Recently, I completed a draft of an article on affirmative action and the original meaning of the 14th Amendment. I thought I would put up a couple of posts on the article. For the syllabus or to download the article, see here. While I did not write the article with the University of Texas v. Fisher case in mind, it is clearly relevant to the case.
The article responds to various scholars who have argued that the original meaning of the Constitution clearly permits affirmative action. These scholars actually make two claims: first, that the Constitution’s original meaning strongly supports the constitutionality of affirmative action, and second that the originalist justices – Justices Scalia and Thomas – are behaving like hypocrites because they are both originalists and believe that government affirmative action is unconstitutional.
For example, consider Cass Sunstein’s claim that originalism:
strongly suggests that affirmative action policies were originally regarded as legitimate. Hence there is no historical warrant for the [originalist] view that affirmative action is generally unconstitutional. On the contrary, history supports affirmative action. In the aftermath of the Civil War, Congress enacted programs that provided particular assistance to African-Americans, and this makes it extremely difficult to attack affirmative action on [originalist] grounds.

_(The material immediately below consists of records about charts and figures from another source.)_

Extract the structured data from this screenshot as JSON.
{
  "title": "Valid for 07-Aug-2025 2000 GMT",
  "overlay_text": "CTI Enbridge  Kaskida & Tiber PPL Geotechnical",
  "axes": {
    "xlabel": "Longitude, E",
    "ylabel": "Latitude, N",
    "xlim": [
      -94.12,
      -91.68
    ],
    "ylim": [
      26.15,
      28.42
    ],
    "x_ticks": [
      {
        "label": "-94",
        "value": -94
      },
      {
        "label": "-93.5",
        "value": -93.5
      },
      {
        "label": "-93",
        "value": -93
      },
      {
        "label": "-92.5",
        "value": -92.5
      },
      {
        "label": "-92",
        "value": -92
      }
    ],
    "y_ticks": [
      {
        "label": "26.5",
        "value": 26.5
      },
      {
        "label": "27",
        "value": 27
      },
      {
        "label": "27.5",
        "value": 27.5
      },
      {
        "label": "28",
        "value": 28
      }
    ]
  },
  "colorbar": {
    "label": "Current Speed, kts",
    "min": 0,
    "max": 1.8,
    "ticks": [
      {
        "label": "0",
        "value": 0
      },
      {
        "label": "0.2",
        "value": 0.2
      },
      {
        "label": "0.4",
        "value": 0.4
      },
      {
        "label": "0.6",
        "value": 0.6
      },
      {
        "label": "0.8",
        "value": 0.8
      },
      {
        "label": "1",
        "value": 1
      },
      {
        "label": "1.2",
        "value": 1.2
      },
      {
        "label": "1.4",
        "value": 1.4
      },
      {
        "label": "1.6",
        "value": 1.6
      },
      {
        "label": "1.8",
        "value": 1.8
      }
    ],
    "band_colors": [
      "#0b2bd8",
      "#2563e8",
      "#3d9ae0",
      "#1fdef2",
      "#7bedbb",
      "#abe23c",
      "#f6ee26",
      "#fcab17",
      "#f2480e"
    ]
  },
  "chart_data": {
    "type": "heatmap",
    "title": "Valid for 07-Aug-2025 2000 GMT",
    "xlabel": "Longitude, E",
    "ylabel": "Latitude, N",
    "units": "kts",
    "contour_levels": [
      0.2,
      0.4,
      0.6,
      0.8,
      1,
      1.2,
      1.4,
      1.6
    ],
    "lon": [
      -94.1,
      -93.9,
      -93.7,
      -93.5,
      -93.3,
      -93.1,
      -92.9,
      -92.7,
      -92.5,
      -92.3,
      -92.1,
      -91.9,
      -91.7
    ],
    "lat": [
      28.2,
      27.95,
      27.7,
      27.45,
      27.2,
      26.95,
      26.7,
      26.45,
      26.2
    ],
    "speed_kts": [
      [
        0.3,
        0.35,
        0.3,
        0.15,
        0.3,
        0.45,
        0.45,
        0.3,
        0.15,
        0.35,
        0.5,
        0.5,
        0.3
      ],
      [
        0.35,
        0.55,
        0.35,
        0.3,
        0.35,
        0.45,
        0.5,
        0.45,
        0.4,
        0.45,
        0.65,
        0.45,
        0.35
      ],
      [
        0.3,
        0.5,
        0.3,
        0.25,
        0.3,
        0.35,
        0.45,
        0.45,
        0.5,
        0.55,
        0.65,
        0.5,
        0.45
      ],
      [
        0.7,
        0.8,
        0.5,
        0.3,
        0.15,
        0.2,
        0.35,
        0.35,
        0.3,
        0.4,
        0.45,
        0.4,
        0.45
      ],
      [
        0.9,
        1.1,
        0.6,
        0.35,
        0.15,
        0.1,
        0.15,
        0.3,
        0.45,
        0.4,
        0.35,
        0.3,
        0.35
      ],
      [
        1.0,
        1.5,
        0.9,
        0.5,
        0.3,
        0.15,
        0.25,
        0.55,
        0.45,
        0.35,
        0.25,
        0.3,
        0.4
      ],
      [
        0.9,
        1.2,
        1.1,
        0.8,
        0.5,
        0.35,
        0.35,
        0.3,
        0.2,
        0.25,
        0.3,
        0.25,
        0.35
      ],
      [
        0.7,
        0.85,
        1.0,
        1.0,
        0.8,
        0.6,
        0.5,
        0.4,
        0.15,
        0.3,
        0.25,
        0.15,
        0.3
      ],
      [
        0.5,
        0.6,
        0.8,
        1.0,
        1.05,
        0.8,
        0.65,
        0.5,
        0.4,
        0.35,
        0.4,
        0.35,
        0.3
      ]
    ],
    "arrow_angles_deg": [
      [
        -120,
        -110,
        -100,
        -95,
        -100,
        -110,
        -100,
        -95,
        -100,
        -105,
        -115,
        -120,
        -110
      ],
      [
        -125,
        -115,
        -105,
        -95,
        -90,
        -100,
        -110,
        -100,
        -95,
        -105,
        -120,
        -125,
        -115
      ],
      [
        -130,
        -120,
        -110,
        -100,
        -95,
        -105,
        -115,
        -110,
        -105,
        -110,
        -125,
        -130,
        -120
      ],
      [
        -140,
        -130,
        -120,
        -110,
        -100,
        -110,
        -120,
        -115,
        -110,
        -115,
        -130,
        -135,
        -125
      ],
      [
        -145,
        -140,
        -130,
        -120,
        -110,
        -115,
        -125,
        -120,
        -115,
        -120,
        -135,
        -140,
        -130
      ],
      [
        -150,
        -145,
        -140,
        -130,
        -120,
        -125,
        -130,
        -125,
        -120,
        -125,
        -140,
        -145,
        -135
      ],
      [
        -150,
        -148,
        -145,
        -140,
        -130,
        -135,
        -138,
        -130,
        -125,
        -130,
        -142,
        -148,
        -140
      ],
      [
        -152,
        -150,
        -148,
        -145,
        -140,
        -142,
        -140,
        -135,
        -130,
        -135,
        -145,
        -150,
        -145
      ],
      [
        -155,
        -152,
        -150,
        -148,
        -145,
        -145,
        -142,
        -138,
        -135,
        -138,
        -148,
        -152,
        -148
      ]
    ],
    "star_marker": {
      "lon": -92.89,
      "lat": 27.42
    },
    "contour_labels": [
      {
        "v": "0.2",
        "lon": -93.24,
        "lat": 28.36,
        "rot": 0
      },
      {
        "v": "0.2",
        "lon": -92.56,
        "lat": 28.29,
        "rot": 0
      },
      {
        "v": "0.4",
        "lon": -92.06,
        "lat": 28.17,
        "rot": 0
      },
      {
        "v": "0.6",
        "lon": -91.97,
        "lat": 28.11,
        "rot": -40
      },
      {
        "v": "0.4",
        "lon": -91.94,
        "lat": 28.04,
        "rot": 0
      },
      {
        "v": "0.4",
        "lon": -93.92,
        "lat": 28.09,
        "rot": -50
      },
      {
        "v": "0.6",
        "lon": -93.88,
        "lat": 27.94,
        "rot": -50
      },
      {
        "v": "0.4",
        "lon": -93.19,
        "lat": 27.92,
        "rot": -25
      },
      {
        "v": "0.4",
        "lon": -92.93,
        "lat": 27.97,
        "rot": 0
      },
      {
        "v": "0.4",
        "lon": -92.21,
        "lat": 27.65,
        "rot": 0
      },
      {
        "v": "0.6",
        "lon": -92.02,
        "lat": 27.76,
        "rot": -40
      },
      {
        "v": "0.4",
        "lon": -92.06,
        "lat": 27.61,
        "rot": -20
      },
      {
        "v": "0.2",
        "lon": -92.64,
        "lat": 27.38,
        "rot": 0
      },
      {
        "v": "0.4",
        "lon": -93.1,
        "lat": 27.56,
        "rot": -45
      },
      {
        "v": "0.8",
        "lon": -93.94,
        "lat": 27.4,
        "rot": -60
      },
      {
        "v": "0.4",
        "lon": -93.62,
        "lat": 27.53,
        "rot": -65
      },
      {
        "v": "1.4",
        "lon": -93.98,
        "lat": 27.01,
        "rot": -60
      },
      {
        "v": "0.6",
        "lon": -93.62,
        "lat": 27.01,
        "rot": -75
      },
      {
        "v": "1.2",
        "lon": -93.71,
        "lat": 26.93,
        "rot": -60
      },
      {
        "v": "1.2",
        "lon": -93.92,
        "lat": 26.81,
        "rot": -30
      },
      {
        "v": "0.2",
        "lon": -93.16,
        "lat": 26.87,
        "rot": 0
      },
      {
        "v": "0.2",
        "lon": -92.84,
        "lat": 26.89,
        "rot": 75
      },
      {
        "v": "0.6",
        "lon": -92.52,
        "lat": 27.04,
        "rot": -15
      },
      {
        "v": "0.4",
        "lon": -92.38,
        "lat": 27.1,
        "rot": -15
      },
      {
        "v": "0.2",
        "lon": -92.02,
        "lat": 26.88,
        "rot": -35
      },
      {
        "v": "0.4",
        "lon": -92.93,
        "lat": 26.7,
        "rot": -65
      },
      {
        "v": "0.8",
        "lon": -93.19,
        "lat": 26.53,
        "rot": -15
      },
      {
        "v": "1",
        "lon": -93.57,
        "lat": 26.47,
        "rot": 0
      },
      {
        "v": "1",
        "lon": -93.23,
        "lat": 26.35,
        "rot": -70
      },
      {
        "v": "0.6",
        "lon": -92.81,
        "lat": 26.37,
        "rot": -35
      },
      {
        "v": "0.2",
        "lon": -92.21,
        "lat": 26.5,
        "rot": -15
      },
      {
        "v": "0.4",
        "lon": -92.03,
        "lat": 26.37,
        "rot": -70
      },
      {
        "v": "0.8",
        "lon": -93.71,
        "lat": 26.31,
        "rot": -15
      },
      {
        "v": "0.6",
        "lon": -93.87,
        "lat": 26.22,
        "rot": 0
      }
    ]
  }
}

[The originalist justices] have abandoned their own favorite principles of interpretation. Astonishingly, the Court’s most enthusiastic [originalists], Justices Scalia and Thomas, have voted to strike down affirmative action programs without devoting so much as a sentence to the original understanding of the Equal Protection Clause. Both justices usually pay a great deal of attention to history, particularly when they are voting to invalidate the actions of other branches of government. But on affirmative action their judgments do not depend on history at all. They don’t seem to care about it.
Sunstein and the other scholars base their argument on a set of federal statutes that were passed at the time of the enactment of the 14th Amendment. In my next post, I will show that these statutes are weak evidence of the original meaning, because they are federal statutes, they are in most cases not clearly race based, and they are merely expected applications. Thus, Sunstein’s confidence here about the original meaning is not at all justified.
But Sunstein is right about one thing. Justices Scalia and Thomas have not explained how they reconcile their colorblindness position with the original meaning. (Perhaps the other justices and the briefs have not raised the issue and they felt no need to raise it on their own.) My argument, however, shows that if the originalist justices address the issue, there is significant evidence to support their position.